A simple script and some benchmark results in my testing of terminals.

##### Did you know that using stdout is a blocking request?

Which is to say, the application is paused when output is being written to screen.

This means if you are using a CLI app that dumps large quantities of text to screen, the slowest part is your terminal.

##### Methodology

I dump 10,000 lines of 80 characters to screen, no tricks, just one call to stdout.

The script will also output a final time on how long this took.

##### Benchmarks

Average over ten runs (in seconds)

Urxvt(-tabbed): 0.066981637

Tilda: 1.558231621

xfce4-terminal: 1.624136690

##### Results

I'm switching away from tilda and to urxvt.

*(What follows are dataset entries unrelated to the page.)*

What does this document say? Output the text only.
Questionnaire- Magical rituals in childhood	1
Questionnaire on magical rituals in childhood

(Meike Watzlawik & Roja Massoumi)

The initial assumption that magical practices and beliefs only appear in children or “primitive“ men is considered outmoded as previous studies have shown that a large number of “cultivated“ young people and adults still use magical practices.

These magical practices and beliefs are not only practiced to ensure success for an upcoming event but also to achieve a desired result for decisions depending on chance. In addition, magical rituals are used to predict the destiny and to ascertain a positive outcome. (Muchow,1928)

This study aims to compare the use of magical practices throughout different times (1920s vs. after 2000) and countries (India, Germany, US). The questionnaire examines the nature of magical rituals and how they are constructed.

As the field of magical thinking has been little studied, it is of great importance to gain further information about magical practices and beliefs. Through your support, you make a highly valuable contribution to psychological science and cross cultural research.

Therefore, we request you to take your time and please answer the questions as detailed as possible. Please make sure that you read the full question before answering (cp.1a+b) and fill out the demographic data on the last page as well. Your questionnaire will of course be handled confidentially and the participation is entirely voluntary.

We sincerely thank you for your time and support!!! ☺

This takes a bit of work, so here are some related notes.

##### .xresources
```
! fully qualified shell
URxvt*loginShell: true
! these are in AUR
URxvt.perl-ext-common: default,matcher,vtwheel,clipboard,tabbed
! to click url's
URxvt.url-launcher: /usr/bin/chromium
URxvt.matcher.button: 1

!Appearance
URxvt.scrollBar: false
URxvt.font: xft:consolas:bold=false:size=8
URxvt.depth: 32
URxvt.background: [35]#000000
URxvt.foreground: #ffffff
URxvt.colorUL: #4682B4
```

##### Compiz

Compiz did the bulk of the placement work (mmmmm, compiz).

This works on my dual 1080x1920 (that's two screens rotated).

This is just a dump of the various lines that I set to make urxvtq1 place nicely.
```
s0_position_matches = class=xbmc;class=Google-chrome;name=urxvtq1;name=urxvtq2;
s0_position_x_values = 2161;0;0;1081;
s0_position_y_values = 441;0;0;0;
s0_above_match = class=Tilda | (class=Cairo Dock) | name=urxvtq1 | name=urxvtq2
s0_no_move_match = (class=Cairo-dock) | class=xbmc | class=Google-chrome | name=urxvtq1 | name=urxvtq2
s0_no_resize_match = (class=Cairo-dock) | class=xbmc | class=Google-chrome | name=urxvtq1 | name=urxvtq2
s0_sticky_match = (class=Cairo-dock) | (class=xbmc) | class=Google-chrome | name=urxvtq1 | name=urxvtq2
s0_skiptaskbar_match = (class=Cairo-dock) | class=xbmc | name=urxvtq1 | name=urxvtq2
s0_skippager_match = (class=Cairo-dock) | name=urxvtq1 | name=urxvtq2
s0_size_matches = (class=xbmc);class=Google-chrome;name=urxvtq1;name=urxvtq2;
s0_size_width_values = 1920;2160;1080;1080;
s0_size_height_values = 1080;1920;1920;1920;
```

##### urxvtq

This was what I found on the AUR, but with a few hacks could be made generic and use
an unlimited amount of running copies.

I dropped all the daemon stuff because that only allows for a single instance of urxvt, where I need multiple.

Snappy does not begin to describe things.